Daí, quando fechei o livro, a velha e conhecida sensação de perda voltou. Acontece sempre quando me identifico com o autor. É como se ele captasse minhas ideias e as transformasse em lindas frases pelas quais vou me revelando; me revelando por meio de outra pessoa. E, quando o livro termina, parece que ficou faltando alguma coisa. Ele não disse tudo. Restaram coisas que não foram ditas ou escritas. É então que a vontade de escrever chega forte como um tornado. Falei bem: um tornado chega, destrói e vai embora com a mesma rapidez. Sobram destroços e um desânimo enorme de reconstruir.

Milan Kundera escreveu “A Insustentável Leveza do Ser” que, depois de vinte anos, reli. E, de novo, tornei a me comover com a delicadeza do sentimento desvendado, exposto como pérola em concha aberta. 

Estou atravessando uma fase que espero passe depressa. Vontade de fazer nada, nada está bom e tudo me incomoda. Incomoda-me o arrastar de chinelos no andar de cima. Incomoda-me o jardim onde o mato cresce. Incomoda-me a pergunta óbvia, a resposta sem sentido. Incomoda-me a visita inesperada, o telefonema inoportuno. 
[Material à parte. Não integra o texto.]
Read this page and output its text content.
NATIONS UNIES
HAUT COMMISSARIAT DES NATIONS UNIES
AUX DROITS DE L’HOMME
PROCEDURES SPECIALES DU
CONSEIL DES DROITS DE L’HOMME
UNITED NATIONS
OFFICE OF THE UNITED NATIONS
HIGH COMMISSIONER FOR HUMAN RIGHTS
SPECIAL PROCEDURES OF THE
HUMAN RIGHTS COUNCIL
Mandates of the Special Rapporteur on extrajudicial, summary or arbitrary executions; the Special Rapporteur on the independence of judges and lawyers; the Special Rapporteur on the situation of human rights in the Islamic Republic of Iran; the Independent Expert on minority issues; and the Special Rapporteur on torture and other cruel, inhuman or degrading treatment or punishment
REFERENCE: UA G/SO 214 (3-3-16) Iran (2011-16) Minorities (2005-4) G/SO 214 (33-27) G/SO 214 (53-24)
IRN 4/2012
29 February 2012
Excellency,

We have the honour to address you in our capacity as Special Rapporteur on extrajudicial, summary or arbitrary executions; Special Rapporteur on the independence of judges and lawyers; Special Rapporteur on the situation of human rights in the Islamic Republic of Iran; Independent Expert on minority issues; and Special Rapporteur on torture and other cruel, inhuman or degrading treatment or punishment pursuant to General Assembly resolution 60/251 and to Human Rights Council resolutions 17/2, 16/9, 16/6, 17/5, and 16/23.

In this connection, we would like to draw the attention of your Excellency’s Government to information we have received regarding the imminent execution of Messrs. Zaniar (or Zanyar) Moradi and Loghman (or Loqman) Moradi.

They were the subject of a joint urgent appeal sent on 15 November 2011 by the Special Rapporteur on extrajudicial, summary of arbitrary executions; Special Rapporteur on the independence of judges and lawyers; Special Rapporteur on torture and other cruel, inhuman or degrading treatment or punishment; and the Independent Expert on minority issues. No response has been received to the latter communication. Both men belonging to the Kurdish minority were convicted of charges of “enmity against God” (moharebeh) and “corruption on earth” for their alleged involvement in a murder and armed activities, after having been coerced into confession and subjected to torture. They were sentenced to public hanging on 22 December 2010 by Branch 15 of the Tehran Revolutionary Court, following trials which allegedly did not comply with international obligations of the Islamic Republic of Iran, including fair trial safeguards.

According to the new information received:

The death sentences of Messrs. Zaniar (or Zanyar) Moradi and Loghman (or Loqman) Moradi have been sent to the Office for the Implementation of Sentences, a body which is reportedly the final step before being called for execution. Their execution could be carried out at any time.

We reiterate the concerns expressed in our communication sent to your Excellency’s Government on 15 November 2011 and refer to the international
Uma intolerância terrível com as pessoas e isto tem me custado a perda de bons amigos. O pior não é perder os amigos, o pior é não me importar com isso. 

Antigamente, era eu antigamente. E quando antes essa ausência total de emoções me acometia, eu apenas me acomodava à inutilidade dos dias e aguardava. Aguardava, sabendo que uma coisa cá dentro, apesar de adormecida, estava viva, estava atenta e era forte. Sentia que a qualquer tempo, porque tempo havia, ela poderia explodir. E aí, de duas uma: ou iria parar num sanatório ou aconteceria numa grande realização. Mas isso era eu antigamente.

Descubro-me hoje sem ter acontecido. Descubro-me hoje um nada em meio a dois nadas. E, pior, sem mais tempo para ser o tudo que me pensei um dia. 

Acho que é isso. Mas, agora, quero deixar Kundera de lado, e me deixar de lado também, para me aproximar do você, leitor sensível e inteligente. Você que, para sorte minha, existe e faz parte desse mundo à parte. 

Pois é. E onde está você? Onde está você para que eu possa falar, contar, rir e chorar tudo o que senti e sinto? Diabo, se pelo menos eu soubesse onde você mora e se mora aqui por perto. Taí, hoje seria um dia que eu lhe telefonaria e até convidaria para jantar. Teríamos tanto o que falar, rir e chorar tudo o que a gente pensa e sente. 

Tantas coisas queria saber de você! Será que leu os mesmos livros que li, assistiu aos mesmos filmes que eu? O que pensa você enquanto espera o sinal abrir? Será que lhe acontece, às vezes, esse atravessar de horas que se arrastam assim vazias e tristes? 

Pois é. Onde está você? Teríamos tanto o que trocar... Falar de sensibilidades e de saudade. Angústias, formas diferenciadas de ser, desesperos. Falar, falar até que o tempo se perdesse e o cansaço fechasse meus olhos finalmente enxutos. 

A gente tinha que se ver por aí qualquer hora dessas pra falar bobagens da vida. Tantas bobagens sérias a vida tem pra contar. Bobagens assim como essas que acabei de dizer. 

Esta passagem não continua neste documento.